New figures from the Equity Release Council reveal that as the market for lifetime mortgages has grown, the proportion of new customers aged 55-64 has dropped from 24% in 2011 to 21% in 2013. This continued into the second half of 2014, when only 17% of new customers fell into this age group.
Falling interest rates, rising house prices and an ageing population that is “asset rich yet cash poor” are creating rising demand for lifetime mortgages. Over 21,000 new customers used equity release to raise a record £1.4bn in cash from their housing wealth last year – a 14% rise from the previous high in 2007.
The MMR rules examine borrowers’ spending habits to ensure they can meet their repayment demands should interest rates rise above their current historic low levels.
However, the surge in property prices over the past decade means that an increasing number of younger borrowers have property wealth that they can release, particularly if they are trying to raise the capital to settle interest-only mortgages that are coming to the end of their 25-year term.
And for homeowners who have already cleared their mortgage debt, equity release enables them to enjoy a comfortable retirement. However, it should be remembered that the equity taken out of a property does need to be repaid, often when the borrower dies which can reduce the value of inheritance they leave.
Drawdown lifetime mortgages tend to be the most popular products among equity release customers, with 66%, choosing this option last year, and 34% going for lump sums.

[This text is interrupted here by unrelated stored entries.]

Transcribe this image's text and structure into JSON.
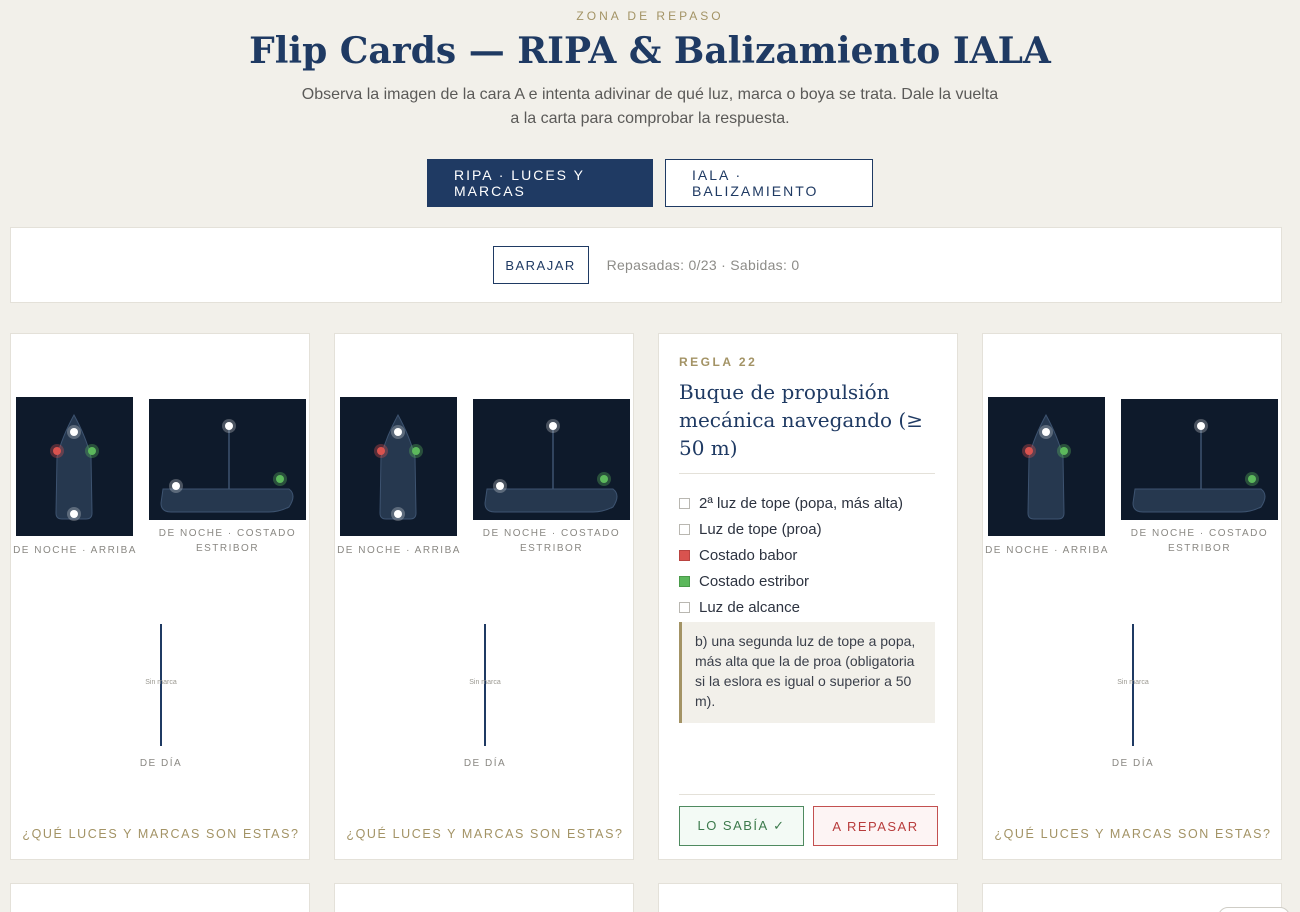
{
  "header": {
    "kicker": "ZONA DE REPASO",
    "title": "Flip Cards — RIPA & Balizamiento IALA",
    "subtitle": "Observa la imagen de la cara A e intenta adivinar de qué luz, marca o boya se trata. Dale la vuelta a la carta para comprobar la respuesta."
  },
  "tabs": [
    {
      "label": "RIPA · LUCES Y MARCAS",
      "active": true
    },
    {
      "label": "IALA · BALIZAMIENTO",
      "active": false
    }
  ],
  "toolbar": {
    "shuffle_label": "BARAJAR",
    "stats": "Repasadas: 0/23 · Sabidas: 0"
  },
  "colors": {
    "navy": "#1f3a63",
    "gold": "#a39365",
    "night_bg": "#0e1a2b",
    "red_light": "#d9534f",
    "green_light": "#5cb85c",
    "white_light": "#ffffff"
  },
  "front_cards": [
    {
      "caption_top": "DE NOCHE · ARRIBA",
      "caption_side": "DE NOCHE · COSTADO ESTRIBOR",
      "day_mark": "Sin marca",
      "day_label": "DE DÍA",
      "prompt": "¿QUÉ LUCES Y MARCAS SON ESTAS?"
    },
    {
      "caption_top": "DE NOCHE · ARRIBA",
      "caption_side": "DE NOCHE · COSTADO ESTRIBOR",
      "day_mark": "Sin marca",
      "day_label": "DE DÍA",
      "prompt": "¿QUÉ LUCES Y MARCAS SON ESTAS?"
    },
    {
      "caption_top": "DE NOCHE · ARRIBA",
      "caption_side": "DE NOCHE · COSTADO ESTRIBOR",
      "day_mark": "Sin marca",
      "day_label": "DE DÍA",
      "prompt": "¿QUÉ LUCES Y MARCAS SON ESTAS?"
    }
  ],
  "back_card": {
    "rule": "REGLA 22",
    "title": "Buque de propulsión mecánica navegando (≥ 50 m)",
    "legend": [
      {
        "label": "2ª luz de tope (popa, más alta)",
        "color": "#ffffff"
      },
      {
        "label": "Luz de tope (proa)",
        "color": "#ffffff"
      },
      {
        "label": "Costado babor",
        "color": "#d9534f"
      },
      {
        "label": "Costado estribor",
        "color": "#5cb85c"
      },
      {
        "label": "Luz de alcance",
        "color": "#ffffff"
      }
    ],
    "quote": "b) una segunda luz de tope a popa, más alta que la de proa (obligatoria si la eslora es igual o superior a 50 m).",
    "btn_know": "LO SABÍA ✓",
    "btn_review": "A REPASAR"
  }
}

Lump sum customers received an average of £69,118, which the ERC says is 176% higher than the average contribution pension pot. Less than 1% decided to take out home reversion plans.
Product choices tend to be limited for older customers in the residential mortgage market, but new lenders are coming into the market to boost equity release activity and bringing with them more choice and flexibility for consumers. This can be a good option for over-55s who want to get their hands on some of the wealth they have in their homes, but who can't afford monthly mortgage repayments.
However, selling a property could be a better option for younger borrowers wanting to raise the capital to settle mortgage debt. This is because with property values in London still rising, it can be possible to sell a large property in the capital, pay off any remaining mortgage debt and still have enough left in the bank to buy a smaller home further afield.